D’une part, les marchandises d’une valeur inférieure à 22 € importées dans les DOM bénéficient d’une franchise. Les échantillons commerciaux envoyés gratuitement et non destinés à la vente sont également exonérés, à condition de respecter certaines règles strictes sur leur quantité et leur utilisation. De même, les métaux précieux comme l’or, ainsi que les organes destinés à des greffes, échappent à la taxation.
Plus stratégique pour certaines entreprises, les livraisons directes de marchandises vers un autre État membre de l’UE ne sont pas soumises à la TVA à l’importation en France, mais à la TVA du pays de destination. Par conséquent, si vous importez des produits pour les revendre immédiatement en Italie ou en Allemagne, la TVA française ne s’applique pas. En revanche, vous devrez gérer la TVA du pays client selon les règles locales.
Enfin, la réimportation de biens dans leur état d’origine après une exportation temporaire peut être exonérée. Typiquement, si vous envoyez du matériel à l’étranger pour une exposition puis que vous le rapatriez, vous ne payez pas de TVA à l’import. Mais attention, vous devez pouvoir prouver qu’il s’agit des mêmes biens et qu’ils n’ont pas été transformés.

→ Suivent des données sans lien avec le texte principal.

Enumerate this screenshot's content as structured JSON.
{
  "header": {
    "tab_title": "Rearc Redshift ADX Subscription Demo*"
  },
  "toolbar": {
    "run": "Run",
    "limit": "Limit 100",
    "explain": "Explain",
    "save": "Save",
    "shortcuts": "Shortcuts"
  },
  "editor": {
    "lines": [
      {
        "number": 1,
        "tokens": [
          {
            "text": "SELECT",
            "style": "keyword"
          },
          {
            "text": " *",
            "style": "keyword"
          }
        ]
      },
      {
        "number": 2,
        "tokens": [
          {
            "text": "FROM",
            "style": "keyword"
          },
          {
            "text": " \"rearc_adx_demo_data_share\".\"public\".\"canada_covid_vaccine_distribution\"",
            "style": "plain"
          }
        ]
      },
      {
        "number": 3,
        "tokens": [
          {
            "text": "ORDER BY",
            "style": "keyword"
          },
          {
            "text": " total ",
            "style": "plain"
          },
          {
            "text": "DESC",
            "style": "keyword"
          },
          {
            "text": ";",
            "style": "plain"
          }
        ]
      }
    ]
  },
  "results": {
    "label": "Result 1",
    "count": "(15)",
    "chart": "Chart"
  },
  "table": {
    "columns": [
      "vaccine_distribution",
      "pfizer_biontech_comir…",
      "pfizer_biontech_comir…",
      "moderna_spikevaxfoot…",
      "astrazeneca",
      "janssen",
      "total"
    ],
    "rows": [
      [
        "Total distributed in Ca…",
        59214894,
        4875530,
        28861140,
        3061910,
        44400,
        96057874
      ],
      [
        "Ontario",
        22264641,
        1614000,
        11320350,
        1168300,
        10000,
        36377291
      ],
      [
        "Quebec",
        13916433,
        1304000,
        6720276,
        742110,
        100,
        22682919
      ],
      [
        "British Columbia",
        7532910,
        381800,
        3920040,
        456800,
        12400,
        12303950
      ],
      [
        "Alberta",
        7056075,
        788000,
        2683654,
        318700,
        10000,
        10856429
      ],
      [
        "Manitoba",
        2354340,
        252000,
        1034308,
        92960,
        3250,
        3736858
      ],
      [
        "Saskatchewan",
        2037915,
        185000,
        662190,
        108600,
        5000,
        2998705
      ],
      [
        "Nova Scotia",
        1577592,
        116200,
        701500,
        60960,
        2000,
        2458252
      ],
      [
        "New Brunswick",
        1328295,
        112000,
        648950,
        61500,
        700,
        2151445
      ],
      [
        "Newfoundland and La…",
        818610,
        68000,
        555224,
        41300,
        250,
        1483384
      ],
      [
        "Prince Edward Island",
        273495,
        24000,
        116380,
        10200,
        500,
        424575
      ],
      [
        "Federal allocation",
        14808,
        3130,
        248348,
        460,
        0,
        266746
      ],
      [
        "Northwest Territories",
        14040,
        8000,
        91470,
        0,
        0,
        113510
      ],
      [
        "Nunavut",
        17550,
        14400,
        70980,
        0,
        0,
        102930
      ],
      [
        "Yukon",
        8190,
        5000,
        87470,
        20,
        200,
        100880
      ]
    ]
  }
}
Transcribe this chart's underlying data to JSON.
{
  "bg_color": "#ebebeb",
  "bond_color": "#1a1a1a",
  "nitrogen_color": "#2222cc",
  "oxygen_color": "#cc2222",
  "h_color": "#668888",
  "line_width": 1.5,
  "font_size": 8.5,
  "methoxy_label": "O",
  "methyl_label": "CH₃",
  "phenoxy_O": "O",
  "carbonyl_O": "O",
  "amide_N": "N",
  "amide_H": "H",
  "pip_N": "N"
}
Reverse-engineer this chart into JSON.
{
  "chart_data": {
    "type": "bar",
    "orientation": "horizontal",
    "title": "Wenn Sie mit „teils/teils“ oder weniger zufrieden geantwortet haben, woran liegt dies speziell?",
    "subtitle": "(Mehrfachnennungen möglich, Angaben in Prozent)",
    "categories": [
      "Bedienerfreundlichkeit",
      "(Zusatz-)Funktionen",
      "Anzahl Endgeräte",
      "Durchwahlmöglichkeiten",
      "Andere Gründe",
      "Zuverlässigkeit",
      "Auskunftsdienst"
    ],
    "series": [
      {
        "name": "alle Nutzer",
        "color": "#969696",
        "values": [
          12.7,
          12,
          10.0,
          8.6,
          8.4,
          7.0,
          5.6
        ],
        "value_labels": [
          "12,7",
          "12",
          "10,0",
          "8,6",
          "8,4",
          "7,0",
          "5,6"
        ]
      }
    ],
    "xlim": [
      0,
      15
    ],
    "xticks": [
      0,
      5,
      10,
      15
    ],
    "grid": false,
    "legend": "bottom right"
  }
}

Vous l’aurez compris, quatre ans après la réforme, le régime d’autoliquidation de la TVA à l’importation a tenu ses promesses pour la majorité des entreprises. Le gain de trésorerie est réel, les procédures sont plus simples, et la dématérialisation facilite le travail des opérateurs. Mais il ne faut pas baisser sa garde pour autant, car les erreurs coûtent cher, tant en pénalités qu’en énergie pour les corriger. Si vous débutez dans cette sphère, formez vos équipes, investissez dans les bons outils, et n’hésitez pas à faire appel à des experts, même si ça vous coûte un peu d’argent. Les économies et la sécurité que vous en retirerez compenseront largement l’investissement.